- Adams at Harvard in 1956
- Born: November 12, 1901 Ritzville, Washington, US
- Died: July 26, 1994 (aged 92) Cambridge, Massachusetts, US
- Spouse: Margaret Ann Young ​ ​(m. 1927; died 1978)​

Academic background
- Alma mater: University of Minnesota; Harvard University; University of Chicago;
- Thesis: Paul Tillich's Philosophy of Culture, Science, and Religion (1945)
- Influences: Irving Babbitt; Friedrich von Hügel; Francis Greenwood Peabody; Willard L. Sperry; Paul Tillich; Ernst Troeltsch; Alfred North Whitehead;

Academic work
- Discipline: Theology
- School or tradition: Theological liberalism
- Institutions: Meadville Theological School; Harvard University; Andover Newton Theological School;
- Doctoral students: Harvey Cox; Stephen Charles Mott;
- Influenced: Beverly Wildung Harrison; Chris Hedges; George Huntston Williams;

Ecclesiastical career
- Religion: Unitarian Universalism
- Church: Unitarian Universalist Association
- Ordained: 1927

= James Luther Adams =

American theologian and minister

James Luther Adams (November 12, 1901 – July 26, 1994), was an American professor at Harvard Divinity School, Andover Newton Theological School, and Meadville Lombard Theological School, and a Unitarian parish minister. He was among the most influential theologian among American Unitarian Universalists in the 20th century.

==Biography==
Adams was born on November 12, 1901, in Ritzville, Washington, the son of James Carey Adams, a farmer and itinerant Plymouth Brethren preacher. In his family and in church, the Day of Judgment was constantly considered a very real possibility. When Adams was 16, his father became extremely ill, and Adams left school to work on the Northern Pacific Railroad to help support the family. He did well there and rose in management but dropped from this job to attend the University of Minnesota. After he graduated in 1924, he went on to the Harvard Divinity School to become a Unitarian minister. In his education, he moved from "premillenarian fundamentalism" to "scientific humanism" and then to liberal Christianity.

After graduation from Harvard, Adams served as minister of the Second Church, Unitarian in Salem, Massachusetts, from 1927 to 1934, and the First Unitarian Society in Wellesley Hills, Massachusetts, from 1934 to 1935. In the mid-1930s, Adams spent considerable time in Germany, where he befriended several notable religious figures (including Karl Barth and Albert Schweitzer) who were active in clandestine resistance to the rise of Nazism.
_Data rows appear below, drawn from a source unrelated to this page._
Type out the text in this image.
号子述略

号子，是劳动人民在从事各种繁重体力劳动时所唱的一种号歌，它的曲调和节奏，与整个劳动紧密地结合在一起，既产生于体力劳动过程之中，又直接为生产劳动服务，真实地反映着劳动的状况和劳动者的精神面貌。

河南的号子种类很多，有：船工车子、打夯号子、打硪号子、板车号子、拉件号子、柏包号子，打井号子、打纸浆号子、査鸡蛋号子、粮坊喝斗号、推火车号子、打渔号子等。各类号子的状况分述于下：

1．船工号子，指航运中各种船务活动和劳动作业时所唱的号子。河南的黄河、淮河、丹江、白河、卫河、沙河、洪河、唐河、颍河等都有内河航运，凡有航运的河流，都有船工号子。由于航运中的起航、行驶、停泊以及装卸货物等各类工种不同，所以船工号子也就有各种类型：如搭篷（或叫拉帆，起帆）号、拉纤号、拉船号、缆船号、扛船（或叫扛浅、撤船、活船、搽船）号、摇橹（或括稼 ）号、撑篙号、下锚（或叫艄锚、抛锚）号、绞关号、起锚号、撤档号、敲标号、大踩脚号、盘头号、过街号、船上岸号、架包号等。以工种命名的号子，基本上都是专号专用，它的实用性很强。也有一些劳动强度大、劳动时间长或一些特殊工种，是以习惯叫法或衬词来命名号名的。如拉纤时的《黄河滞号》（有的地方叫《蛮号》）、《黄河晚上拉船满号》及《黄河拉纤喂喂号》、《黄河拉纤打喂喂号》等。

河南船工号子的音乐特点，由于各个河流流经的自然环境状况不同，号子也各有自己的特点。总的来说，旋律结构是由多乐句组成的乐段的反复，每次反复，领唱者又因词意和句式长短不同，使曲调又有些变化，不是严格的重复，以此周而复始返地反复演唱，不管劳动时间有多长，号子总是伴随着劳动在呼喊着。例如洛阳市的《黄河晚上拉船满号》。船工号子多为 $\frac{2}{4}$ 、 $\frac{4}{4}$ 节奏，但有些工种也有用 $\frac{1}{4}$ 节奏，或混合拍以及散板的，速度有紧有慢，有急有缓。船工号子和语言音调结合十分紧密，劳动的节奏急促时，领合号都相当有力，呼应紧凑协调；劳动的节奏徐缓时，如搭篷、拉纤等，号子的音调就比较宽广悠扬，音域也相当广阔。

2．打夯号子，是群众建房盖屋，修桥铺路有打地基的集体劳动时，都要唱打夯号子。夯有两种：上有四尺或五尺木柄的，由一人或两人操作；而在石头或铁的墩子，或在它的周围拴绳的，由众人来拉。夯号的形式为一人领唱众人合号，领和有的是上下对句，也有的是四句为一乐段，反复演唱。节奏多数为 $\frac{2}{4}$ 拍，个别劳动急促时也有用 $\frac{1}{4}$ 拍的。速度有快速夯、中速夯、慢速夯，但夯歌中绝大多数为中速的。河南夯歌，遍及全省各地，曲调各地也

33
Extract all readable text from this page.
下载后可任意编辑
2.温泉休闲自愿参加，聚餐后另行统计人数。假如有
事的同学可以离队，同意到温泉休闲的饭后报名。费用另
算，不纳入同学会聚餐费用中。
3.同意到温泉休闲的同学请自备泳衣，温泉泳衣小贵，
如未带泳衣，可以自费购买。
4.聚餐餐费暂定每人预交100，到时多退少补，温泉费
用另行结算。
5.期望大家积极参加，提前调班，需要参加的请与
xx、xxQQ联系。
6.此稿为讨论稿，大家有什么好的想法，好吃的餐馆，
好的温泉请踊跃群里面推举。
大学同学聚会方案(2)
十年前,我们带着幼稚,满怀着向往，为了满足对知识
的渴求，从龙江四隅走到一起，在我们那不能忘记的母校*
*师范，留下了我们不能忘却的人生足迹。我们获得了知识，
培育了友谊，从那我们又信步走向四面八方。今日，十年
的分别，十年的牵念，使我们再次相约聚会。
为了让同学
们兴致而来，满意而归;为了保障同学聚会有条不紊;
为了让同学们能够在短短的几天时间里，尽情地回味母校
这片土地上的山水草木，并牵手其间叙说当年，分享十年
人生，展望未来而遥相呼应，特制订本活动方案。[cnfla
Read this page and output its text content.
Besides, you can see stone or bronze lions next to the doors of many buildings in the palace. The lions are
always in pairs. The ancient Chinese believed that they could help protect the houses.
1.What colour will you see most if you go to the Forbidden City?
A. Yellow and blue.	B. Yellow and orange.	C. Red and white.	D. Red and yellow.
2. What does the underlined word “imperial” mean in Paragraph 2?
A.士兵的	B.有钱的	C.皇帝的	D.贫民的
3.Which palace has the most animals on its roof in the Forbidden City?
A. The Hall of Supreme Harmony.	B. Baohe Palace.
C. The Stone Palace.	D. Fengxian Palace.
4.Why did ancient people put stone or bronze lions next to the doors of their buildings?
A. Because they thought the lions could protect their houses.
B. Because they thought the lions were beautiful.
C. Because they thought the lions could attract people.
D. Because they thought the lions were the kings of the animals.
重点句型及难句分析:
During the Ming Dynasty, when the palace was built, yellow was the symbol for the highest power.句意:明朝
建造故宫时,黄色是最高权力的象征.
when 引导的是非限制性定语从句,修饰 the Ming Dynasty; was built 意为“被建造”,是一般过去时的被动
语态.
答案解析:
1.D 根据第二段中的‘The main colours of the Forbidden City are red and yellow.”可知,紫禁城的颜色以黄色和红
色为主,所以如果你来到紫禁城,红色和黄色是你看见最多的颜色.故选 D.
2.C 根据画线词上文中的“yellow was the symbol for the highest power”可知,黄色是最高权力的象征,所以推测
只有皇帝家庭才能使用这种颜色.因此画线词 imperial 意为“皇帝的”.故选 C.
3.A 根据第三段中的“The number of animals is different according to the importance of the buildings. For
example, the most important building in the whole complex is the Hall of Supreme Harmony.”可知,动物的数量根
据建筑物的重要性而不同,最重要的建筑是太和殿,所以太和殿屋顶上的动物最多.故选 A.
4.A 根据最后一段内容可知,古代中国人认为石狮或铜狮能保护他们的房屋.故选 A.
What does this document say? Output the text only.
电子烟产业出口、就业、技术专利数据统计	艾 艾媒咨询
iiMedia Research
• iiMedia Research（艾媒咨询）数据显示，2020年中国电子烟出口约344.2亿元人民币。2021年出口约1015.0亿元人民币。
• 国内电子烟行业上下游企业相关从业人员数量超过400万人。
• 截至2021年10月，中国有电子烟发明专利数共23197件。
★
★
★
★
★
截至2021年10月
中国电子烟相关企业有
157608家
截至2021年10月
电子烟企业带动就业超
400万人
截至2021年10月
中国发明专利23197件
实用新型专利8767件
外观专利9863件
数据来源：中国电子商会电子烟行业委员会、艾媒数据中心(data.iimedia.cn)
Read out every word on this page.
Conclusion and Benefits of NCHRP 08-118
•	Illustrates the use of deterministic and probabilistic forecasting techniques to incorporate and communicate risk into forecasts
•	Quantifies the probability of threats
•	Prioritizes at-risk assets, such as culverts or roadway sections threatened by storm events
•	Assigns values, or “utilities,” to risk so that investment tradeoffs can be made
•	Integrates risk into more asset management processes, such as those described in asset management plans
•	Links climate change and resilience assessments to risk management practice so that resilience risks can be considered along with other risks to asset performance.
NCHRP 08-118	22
In 1937, Adams began a long career in academia by joining the faculty of Meadville Theological School (now Meadville Lombard Theological School) in Chicago. While there, he became a member of the First Unitarian Church of Chicago and served on its board of trustees. In 1956, he became Professor of Christian Ethics at Harvard Divinity School, where he stayed until he retired in 1968. He was elected a Fellow of the American Academy of Arts and Sciences in 1958. In 1962 he became part of the first board of directors for the Society for the Arts, Religion and Contemporary Culture. A number of his students later became influential figures in Christian ethics across the theological spectrum. Among them was Stephen Charles Mott, a pioneer in evangelical social ethics in the US who taught at Gordon-Conwell Theological Seminary for a quarter of a century and former President of the James Luther Adams Foundation. Another one of Adams's students was Chris Hedges, author of War Is a Force That Gives Us Meaning (2002). After his retirement from Harvard, Adams taught at Andover Newton Theological School and Meadville Lombard Theological School. In his later years, he lived in Harvard Square, Cambridge adjacent to the Harvard Divinity School near the Harvard University campus and was an active member of Arlington Street Church (UU) in Boston until his death on July 26, 1994. He is buried at Cambridge Cemetery, Cambridge, Massachusetts.